Tuesday, May 19, 2015

Hackers Gain Access To Anthem Database

2/6/15 - Over the past year, several major retailers, including Target, Home Depot, and Michael's have been victim to the cyber-attacks of hackers. The most recent target on a lengthy list of such data breaches was Anthem Blue Cross, a major health insurance provider. Chad Terhune discusses the consequences of this hack in his article in the Los Angeles Times.

While Anthem states that hackers did not gain access to credit card information and health records, they were able to access much more. From name to date of birth to Social Security number, it appears that these hackers now know most of the personal information belonging to up to 80 million individuals who have health insurance through Blue Cross.

The sheer amount of personal information gathered by the hackers is enough to be quite certain that identity theft is a likely outcome. The personal information could be used by the hackers or others to open new lines of credit, or possibly even to access and empty existing accounts. Anthem warns any who have had coverage in the past and any who are currently covered by Blue Cross to keep a watchful eye on their financial accounts, in case identity theft is the main goal of these hackers.

One of the more upsetting parts of this situation for many is the fact that the stolen information wasn't even encrypted. It's bad enough that the databases got broken into, but a lack of encryption on the stored information means that cyber-criminals have easy access to the data within those databases. In fact, Anthem was even forced to pay a fine of $1.7 million in connection to allegations by the federal government that a weakness in their security left clients' personal information open to attack. Why hasn't Anthem learned its lesson?

Anthem, along with many other companies, need to develop better safeguards and protection mechanisms to make sure that only authorized parties are able to access personal information. For a company as large as Anthem to have left data unprotected multiple times in less than two years is just irresponsible. Sure, there are hackers that can make their way past any defenses, but better protections will at least slow them down, maybe even enough to stop some of them altogether.

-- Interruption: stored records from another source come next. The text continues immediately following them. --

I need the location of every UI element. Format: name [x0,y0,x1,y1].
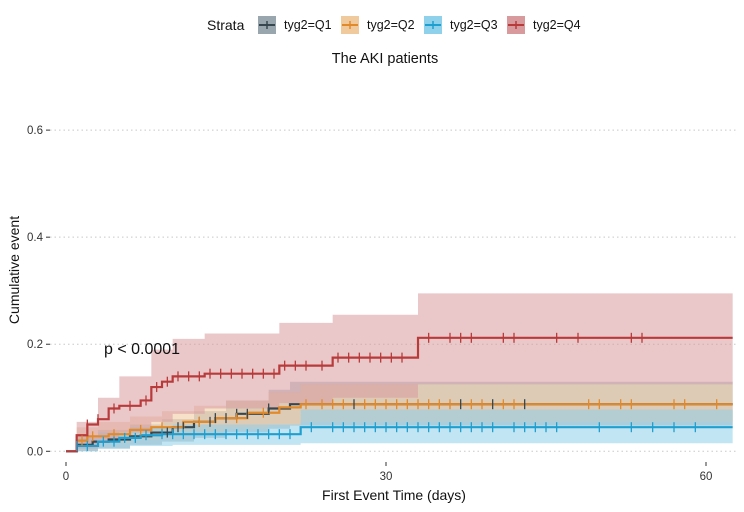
legend-label-q2: tyg2=Q2 [367,18,415,32]
legend: Strata tyg2=Q1 tyg2=Q2 tyg2=Q3 tyg2=Q4 [0,14,744,36]
censor-marks [76,332,718,451]
y-tick-label: 0.4 [27,232,44,244]
legend-label-q1: tyg2=Q1 [284,18,332,32]
legend-key-q3 [424,16,442,34]
confidence-bands [66,293,733,452]
ci-band-tyg2-q4 [66,293,733,452]
y-tick-label: 0.6 [27,125,43,137]
y-axis-title: Cumulative event [6,216,22,324]
y-tick-label: 0.0 [27,446,43,458]
legend-key-q2 [341,16,359,34]
legend-key-q1 [258,16,276,34]
km-line-tyg2-q2 [66,403,733,453]
x-tick-label: 60 [700,471,713,483]
axes: 0.0 0.2 0.4 0.6 0 30 60 [27,125,712,483]
legend-title: Strata [207,17,245,33]
x-tick-label: 30 [380,471,393,483]
x-axis-title: First Event Time (days) [322,487,466,503]
chart-title: The AKI patients [331,51,439,67]
p-value-annotation: p < 0.0001 [104,341,180,358]
x-tick-label: 0 [63,471,69,483]
km-line-tyg2-q3 [66,426,733,453]
legend-label-q3: tyg2=Q3 [450,18,498,32]
legend-label-q4: tyg2=Q4 [533,18,581,32]
km-line-tyg2-q4 [66,336,733,453]
ci-band-tyg2-q3 [66,409,733,452]
y-tick-label: 0.2 [27,339,43,351]
legend-key-q4 [507,16,525,34]
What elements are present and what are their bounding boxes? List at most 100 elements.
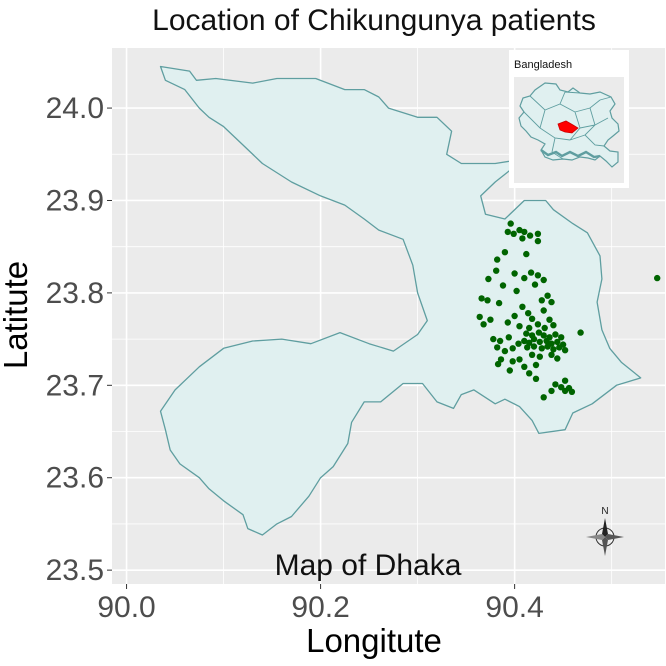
inset-coastal-districts bbox=[540, 149, 601, 159]
patient-point bbox=[540, 332, 547, 339]
north-arrow: N bbox=[586, 506, 624, 556]
patient-point bbox=[527, 269, 535, 276]
patient-point bbox=[552, 381, 559, 388]
patient-point bbox=[494, 256, 501, 263]
patient-point bbox=[494, 344, 501, 351]
bangladesh-inset-map: Bangladesh bbox=[509, 50, 629, 188]
patient-point bbox=[540, 394, 547, 401]
patient-point bbox=[480, 321, 487, 328]
x-tick-label: 90.4 bbox=[485, 591, 543, 624]
patient-point bbox=[561, 377, 569, 384]
patient-point bbox=[528, 315, 536, 322]
patient-point bbox=[654, 274, 661, 282]
chart-title: Location of Chikungunya patients bbox=[152, 4, 596, 37]
patient-point bbox=[550, 346, 557, 353]
patient-point bbox=[543, 337, 550, 345]
patient-point bbox=[532, 375, 540, 382]
dhaka-highlight bbox=[557, 120, 579, 134]
patient-point bbox=[552, 331, 559, 338]
x-axis-ticks: 90.0 90.2 90.4 bbox=[97, 584, 544, 624]
patient-point bbox=[530, 343, 538, 350]
patient-point bbox=[487, 316, 494, 323]
y-tick-label: 23.6 bbox=[46, 462, 104, 495]
patient-point bbox=[478, 295, 485, 302]
patient-point bbox=[561, 387, 569, 395]
patient-point bbox=[507, 220, 514, 227]
patient-point bbox=[577, 329, 584, 336]
x-axis-title: Longitute bbox=[306, 622, 442, 659]
patient-point bbox=[519, 235, 526, 242]
patient-point bbox=[535, 329, 543, 336]
patient-point bbox=[558, 334, 565, 341]
patient-point bbox=[546, 316, 553, 323]
patient-point bbox=[516, 323, 523, 330]
y-axis-title: Latitute bbox=[0, 261, 34, 369]
patient-point bbox=[524, 344, 531, 351]
patient-point bbox=[536, 338, 543, 346]
patient-point bbox=[505, 334, 512, 341]
y-tick-label: 23.9 bbox=[46, 184, 104, 217]
patient-point bbox=[476, 313, 483, 321]
patient-point bbox=[506, 367, 513, 374]
patient-point bbox=[561, 347, 569, 354]
patient-point bbox=[525, 310, 532, 317]
patient-point bbox=[509, 358, 516, 365]
patient-point bbox=[536, 353, 543, 360]
patient-point bbox=[523, 330, 530, 337]
patient-point bbox=[540, 307, 547, 314]
inset-district-lines bbox=[523, 91, 612, 160]
patient-point bbox=[494, 360, 502, 368]
y-tick-label: 23.5 bbox=[46, 554, 104, 587]
patient-point bbox=[538, 345, 545, 352]
patient-point bbox=[548, 298, 555, 306]
patient-point bbox=[534, 272, 542, 279]
patient-point bbox=[544, 292, 551, 299]
patient-point bbox=[550, 322, 557, 329]
patient-point bbox=[513, 287, 520, 295]
patient-point bbox=[485, 275, 492, 283]
patient-point bbox=[509, 345, 516, 352]
patient-point bbox=[484, 297, 491, 304]
patient-point bbox=[501, 249, 509, 256]
dhaka-region-boundary bbox=[159, 65, 642, 536]
patient-point bbox=[554, 338, 561, 346]
patient-point bbox=[556, 344, 563, 351]
patient-point bbox=[541, 324, 548, 332]
patient-point bbox=[515, 340, 522, 347]
patient-point bbox=[534, 230, 542, 237]
patient-point bbox=[499, 282, 507, 289]
patient-point bbox=[516, 356, 523, 363]
patient-point bbox=[521, 228, 528, 236]
patient-point bbox=[530, 335, 538, 343]
patient-point bbox=[521, 337, 528, 345]
y-tick-label: 23.7 bbox=[46, 369, 104, 402]
patient-point bbox=[544, 343, 551, 350]
patient-points bbox=[476, 220, 661, 401]
patient-point bbox=[534, 321, 542, 328]
y-tick-label: 23.8 bbox=[46, 277, 104, 310]
patient-point bbox=[510, 230, 517, 237]
patient-point bbox=[497, 356, 505, 363]
x-tick-label: 90.2 bbox=[291, 591, 349, 624]
x-tick-label: 90.0 bbox=[97, 591, 155, 624]
patient-point bbox=[501, 347, 509, 355]
patient-point bbox=[504, 319, 511, 326]
patient-point bbox=[538, 297, 545, 304]
patient-point bbox=[493, 267, 500, 274]
y-axis-ticks: 23.5 23.6 23.7 23.8 23.9 24.0 bbox=[46, 92, 112, 587]
patient-point bbox=[532, 361, 540, 369]
patient-point bbox=[554, 355, 561, 362]
patient-point bbox=[516, 226, 523, 234]
patient-point bbox=[511, 270, 518, 277]
patient-point bbox=[511, 312, 518, 320]
patient-point bbox=[496, 337, 504, 345]
patient-point bbox=[526, 232, 534, 239]
patient-point bbox=[526, 324, 533, 332]
inset-title: Bangladesh bbox=[514, 59, 572, 71]
patient-point bbox=[528, 351, 536, 358]
patient-point bbox=[526, 370, 533, 377]
patient-point bbox=[495, 299, 503, 307]
patient-point bbox=[523, 250, 530, 258]
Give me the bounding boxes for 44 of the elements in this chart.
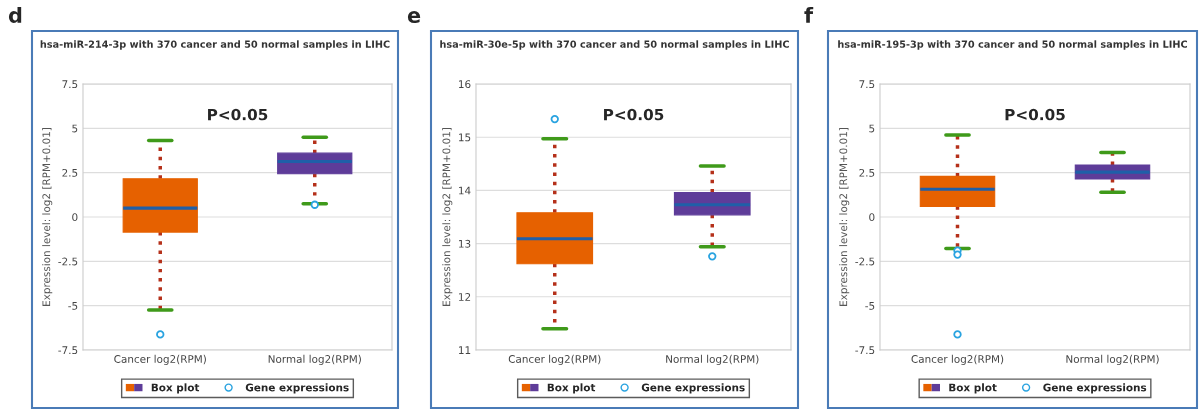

This is a crucial time for Anthem, due to the thousands of people trying to enroll in coverage under the Affordable Care Act. They will have to be very careful dealing with this issue, in order to convince their clients not to look elsewhere for a health insurance provider. While Anthem has dealt with the attack through the proper channels, by contacting the FBI immediately, most people would still be more comfortable trusting the large company with their information if Anthem underwent a massive overhaul of their security systems. Such a project could prevent future breaches and make all involved parties much happier.